EndNoteDownload the output style file
Mendeley, Zotero, Papers, and othersThe style is either built in or you can download a CSL file that is supported by most references management programs.
BibTeXBibTeX syles are usually part of a LaTeX template. Check the instructions to authors if the publisher offers a LaTeX template for this journal.

Journal articles

Those examples are references to articles in scholarly journals and how they are supposed to appear in your bibliography.

Not all journals organize their published articles in volumes and issues, so these fields are optional. Some electronic journals do not provide a page range, but instead list an article identifier. In a case like this it's safe to use the article identifier instead of the page range.

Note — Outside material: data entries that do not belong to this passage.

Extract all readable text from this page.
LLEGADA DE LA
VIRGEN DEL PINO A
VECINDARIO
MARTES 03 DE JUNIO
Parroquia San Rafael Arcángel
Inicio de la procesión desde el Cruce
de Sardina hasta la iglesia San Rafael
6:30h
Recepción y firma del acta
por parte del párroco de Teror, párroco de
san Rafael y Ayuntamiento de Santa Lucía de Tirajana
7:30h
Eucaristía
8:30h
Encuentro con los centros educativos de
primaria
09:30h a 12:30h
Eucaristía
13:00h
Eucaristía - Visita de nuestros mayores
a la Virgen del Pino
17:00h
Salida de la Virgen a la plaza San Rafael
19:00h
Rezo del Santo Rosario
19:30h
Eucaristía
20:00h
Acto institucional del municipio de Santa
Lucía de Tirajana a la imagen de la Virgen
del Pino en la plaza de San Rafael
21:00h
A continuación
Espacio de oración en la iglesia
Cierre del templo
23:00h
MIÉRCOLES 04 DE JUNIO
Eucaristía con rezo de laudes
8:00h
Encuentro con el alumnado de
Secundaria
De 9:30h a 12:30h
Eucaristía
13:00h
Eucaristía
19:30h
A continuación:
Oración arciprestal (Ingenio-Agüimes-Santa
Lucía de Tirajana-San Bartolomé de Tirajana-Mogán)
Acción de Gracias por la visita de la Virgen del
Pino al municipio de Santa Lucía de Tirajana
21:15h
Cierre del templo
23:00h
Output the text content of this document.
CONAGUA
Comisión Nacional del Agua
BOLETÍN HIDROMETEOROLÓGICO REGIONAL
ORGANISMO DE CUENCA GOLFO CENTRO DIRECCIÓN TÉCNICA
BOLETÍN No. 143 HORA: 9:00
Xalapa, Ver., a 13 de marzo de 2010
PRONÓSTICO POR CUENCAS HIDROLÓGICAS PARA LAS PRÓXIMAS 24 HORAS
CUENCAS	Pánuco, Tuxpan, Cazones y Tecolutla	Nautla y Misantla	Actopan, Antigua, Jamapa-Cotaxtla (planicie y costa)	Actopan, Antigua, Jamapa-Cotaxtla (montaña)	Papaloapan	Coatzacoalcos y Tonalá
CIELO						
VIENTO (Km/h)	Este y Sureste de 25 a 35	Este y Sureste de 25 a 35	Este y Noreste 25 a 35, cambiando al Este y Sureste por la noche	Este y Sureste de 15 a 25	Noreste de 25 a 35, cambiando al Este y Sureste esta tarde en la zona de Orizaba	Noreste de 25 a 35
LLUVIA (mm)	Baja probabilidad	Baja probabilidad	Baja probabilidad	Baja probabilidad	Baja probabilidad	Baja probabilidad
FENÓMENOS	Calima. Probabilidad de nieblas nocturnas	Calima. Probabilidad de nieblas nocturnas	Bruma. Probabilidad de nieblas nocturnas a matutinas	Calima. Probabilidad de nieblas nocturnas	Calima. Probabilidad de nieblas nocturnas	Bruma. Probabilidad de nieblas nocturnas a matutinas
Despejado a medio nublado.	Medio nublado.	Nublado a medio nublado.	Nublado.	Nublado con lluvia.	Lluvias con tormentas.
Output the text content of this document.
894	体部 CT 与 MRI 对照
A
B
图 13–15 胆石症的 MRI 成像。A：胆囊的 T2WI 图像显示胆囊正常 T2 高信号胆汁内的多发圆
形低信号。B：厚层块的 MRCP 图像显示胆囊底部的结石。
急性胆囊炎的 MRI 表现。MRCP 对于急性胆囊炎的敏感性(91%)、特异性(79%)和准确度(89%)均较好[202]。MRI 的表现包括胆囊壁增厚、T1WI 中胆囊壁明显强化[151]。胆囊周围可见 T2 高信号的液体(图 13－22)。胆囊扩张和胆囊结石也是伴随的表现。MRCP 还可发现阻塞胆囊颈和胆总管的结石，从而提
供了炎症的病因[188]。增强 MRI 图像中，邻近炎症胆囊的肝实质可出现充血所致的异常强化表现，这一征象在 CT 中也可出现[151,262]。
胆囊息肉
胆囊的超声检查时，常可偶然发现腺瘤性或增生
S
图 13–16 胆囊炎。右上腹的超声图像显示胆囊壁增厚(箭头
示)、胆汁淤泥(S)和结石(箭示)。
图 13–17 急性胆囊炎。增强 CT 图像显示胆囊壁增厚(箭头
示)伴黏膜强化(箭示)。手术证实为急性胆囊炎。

A journal article with 1 author
Levinger, Nancy E. 2002. “Chemistry. Water in Confinement.” Science (New York, N.Y.) 298 (5599): 1722–1723.
A journal article with 2 authors
Huard, B., and L. Karlsson. 2000. “KIR Expression on Self-Reactive CD8+ T Cells Is Controlled by T-Cell Receptor Engagement.” Nature 403 (6767): 325–328.
A journal article with 3 authors
Green, Jessica L., Brendan J. M. Bohannan, and Rachel J. Whitaker. 2008. “Microbial Biogeography: From Taxonomy to Traits.” Science (New York, N.Y.) 320 (5879): 1039–1043.
A journal article with 11 or more authors
Evrard, Olivier, Caroline Chartin, Yuichi Onda, Jeremy Patin, Hugo Lepage, Irène Lefèvre, Sophie Ayrault, Catherine Ottlé, and Philippe Bonté. 2013. “Evolution of Radioactive Dose Rates in Fresh Sediment Deposits along Coastal Rivers Draining Fukushima Contamination Plume.” Scientific Reports 3 (October): 3079.

Books and book chapters

Here are examples of references for authored and edited books as well as book chapters.

An authored book
Pohanish, Richard P. 2005. HazMat Data. Hoboken, NJ: John Wiley & Sons, Inc.
An edited book
Gontier, Nathalie, ed. 2015. Reticulate Evolution: Symbiogenesis, Lateral Gene Transfer, Hybridization and Infectious Heredity. Vol. 3. Interdisciplinary Evolution Research. Cham: Springer International Publishing.
A chapter in an edited book
Wu, Qishi, and Yi Gu. 2011. “Performance Analysis and Optimization of Linear Workflows in Heterogeneous Network Environments.” In Grid Computing: Towards a Global Interconnected Infrastructure, edited by Nikolaos P. Preve, 89–120. Computer Communications and Networks. London: Springer.

Web sites

Sometimes references to web sites should appear directly in the text rather than in the bibliography. Refer to the Instructions to authors for Journal of Further and Higher Education.

Blog post
Hale, Tom. 2016. “You Can Now Access All Of NASA’s Research Online For Free.” IFLScience. IFLScience. https://www.iflscience.com/space/you-can-now-access-all-of-nasas-research-online-for-free/.

Reports

This example shows the general structure used for government reports, technical reports, and scientific reports. If you can't locate the report number then it might be better to cite the report as a book. For reports it is usually not individual people that are credited as authors, but a governmental department or agency like "U. S. Food and Drug Administration" or "National Cancer Institute".

Government report
Government Accountability Office. 1973. Protest of Air Force Contract Award. B-177968. Washington, DC: U.S. Government Printing Office.

Theses and dissertations

Theses including Ph.D. dissertations, Master's theses or Bachelor theses follow the basic format outlined below.

Doctoral dissertation
Plosky, Willyanne Decormier. 2017. “An Investment Case for Addressing Social Drivers of Structural Stigma and Discrimination Against Refugees in Resource-Poor Urban Areas.” Doctoral dissertation, New York, NY: Columbia University.

News paper articles

Unlike scholarly journals, news papers do not usually have a volume and issue number. Instead, the full date and page number is required for a correct reference.

New York Times article
Brantley, Ben. 2017. “Summoning the Dead With Sacred Coca-Cola.” New York Times, October 13.

In-text citations

References should be cited in the text by name and year in parentheses:

This sentence cites one reference (Levinger 2002).
This sentence cites two references (Levinger 2002; Huard and Karlsson 2000).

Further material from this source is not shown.